A minimal working example is like this
>> disp(old_ds)
Date firm1 firm2 firm3 firm4
734692 880,0 102,1 32,7 204,2
734695 880,0 102,0 30,9 196,4
734696 880,0 100,0 30,9 200,2
734697 880,0 101,4 30,9 200,2
734698 880,0 100,8 30,9 202,2
where the first row (with the strings) already are headers in the dataset, that is they are already displayed if I run old_ds.Properties.VarNames.
I'm wondering whether there is an easy and/or fast way to make the first column as ObsNames.
As a first approach, I've thought of "exporting" the data matrix (columns 2 to 5, in the example), the vector of dates and then creating a new dataset where the rows have names.
Namely:
>> mat = double(old_ds(:,2:5)); % taking the data, making it a matrix array
>> head = old_ds.Properties.VarNames % saving headers
>> head(1,1) = []; % getting rid of 'Date' from head
>> dates = dataset2cell(old_ds(:,1)); % taking dates as column cell array
>> dates(1) = []; % getting rid of 'Date' from dates
>> new_ds = mat2dataset(mat,'VarNames',head,'ObsNames',dates);
Apart from the fact that the last line returns the following error, ...
Error using setobsnames (line 25)
NEWNAMES must be a nonempty string or a cell array of nonempty strings.
Error in dataset (line 377)
a = setobsnames(a,obsnamesArg);
Error in mat2dataset (line 75)
d = dataset(vars{:},args{:});
...I would have found a solution, then created a function (such to generalize the process for all 22 dataset arrays that I have) and then run the function 22 times (once for each dataset array).
To put things into perspective, each dataset has 7660 rows and a number of columns that ranges from 2 to 1320.
I have no idea about how I could (and if I could) make the dataset directly "eat" the first column as ObsNames.
Can anyone give me a hint?
EDIT: attached a sample file.
Actually it should be quite easy (but the fact that I'm reading your question means that having the same problem, I first googled it before looking up the documentation... ;)
When loading the dataset, use the following command (adjusted to your case of course):
cell_dat{1} = dataset('File', 'YourDataFile.csv', 'Delimiter', ';',...
'ReadObsNames', true);
The 'ReadObsNames' default is false.

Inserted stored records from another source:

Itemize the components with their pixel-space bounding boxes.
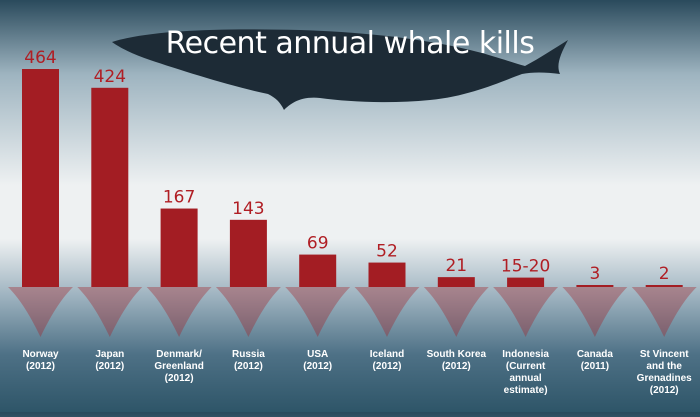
bar-reflection <box>215 287 281 337</box>
category-label: Denmark/Greenland (2012) <box>154 349 203 384</box>
background-map <box>112 29 568 111</box>
bar-reflection <box>493 287 559 337</box>
category-label: Iceland (2012) <box>370 349 404 372</box>
bar <box>299 254 337 287</box>
category-label: St Vincent and the Grenadines (2012) <box>637 349 692 396</box>
data-label: 143 <box>232 199 264 219</box>
data-label: 15-20 <box>501 257 550 277</box>
category-labels: Norway (2012) Japan (2012) Denmark/Greenland… <box>22 349 692 396</box>
bar <box>229 219 267 287</box>
category-label: Canada (2011) <box>577 349 614 372</box>
bar <box>507 277 545 287</box>
data-label: 2 <box>659 264 670 284</box>
category-label: South Korea (2012) <box>427 349 487 372</box>
data-label: 464 <box>24 48 56 68</box>
data-label: 167 <box>163 188 195 208</box>
category-label: Japan (2012) <box>95 349 124 372</box>
bar <box>576 285 614 287</box>
category-label: Russia (2012) <box>232 349 265 372</box>
bar-reflection <box>354 287 420 337</box>
category-label: USA (2012) <box>303 349 332 372</box>
bar <box>22 69 59 287</box>
bar-reflection <box>631 287 697 337</box>
value-labels: 464 424 167 143 69 52 21 15-20 3 2 <box>24 48 669 284</box>
bar-reflection <box>146 287 212 337</box>
bar <box>368 262 406 287</box>
bar <box>437 277 475 287</box>
bar-reflection <box>77 287 143 337</box>
bar <box>91 87 129 287</box>
chart-title: Recent annual whale kills <box>165 26 535 61</box>
data-label: 52 <box>376 242 398 262</box>
category-label: Indonesia (Current annual estimate) <box>502 349 549 396</box>
title-banner: Recent annual whale kills <box>0 0 700 61</box>
category-label: Norway (2012) <box>22 349 59 372</box>
data-label: 424 <box>94 67 126 87</box>
bar-reflection <box>8 287 73 337</box>
data-label: 3 <box>589 264 600 284</box>
bar <box>645 285 683 287</box>
whale-silhouette <box>112 29 568 111</box>
data-label: 69 <box>307 234 329 254</box>
bar-reflection <box>562 287 628 337</box>
bar <box>160 208 198 287</box>
bar-reflection <box>285 287 351 337</box>
data-label: 21 <box>445 256 467 276</box>
bars <box>8 69 697 337</box>
bar-reflection <box>423 287 489 337</box>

It takes the header of the first column and saves it in the file or range as the name of the first dimension in A.Properties.DimNames.
(see the Documentation, Section: "Name/value pairs available when using text files or Excel spreadsheets as inputs")
I can't download your sample file, but if you haven't yet solved the problem otherwise, just try the suggested solution and tell if it works. Glad if I could help.
You are almost there, the error message you got is basically saying that Obsname have to be strings. In your case the 'dates' variable is cell array containing doubles. So you just need to convert them to string.
mat = double(piHU(:,2:end)); % taking the data, making it a matrix array
head = piHU.Properties.VarNames % saving headers
head(1) = []; % getting rid of 'Date' from head
dates = dataset2cell(piHU(:,1)); % taking dates as column cell array, here dates are of type double. try typing on the command window class(dates{2}), you can see the output is double.
dates(1) = []; % getting rid of 'Date' from dates
dates_str=cellfun(#(s) num2str(s),dates,'UniformOutput',false); % convert dates to string, now try typing class(dates_str{2}), the output should be char
new_ds = mat2dataset(mat,'VarNames',head,'ObsNames',dates_str); % construct new dataset.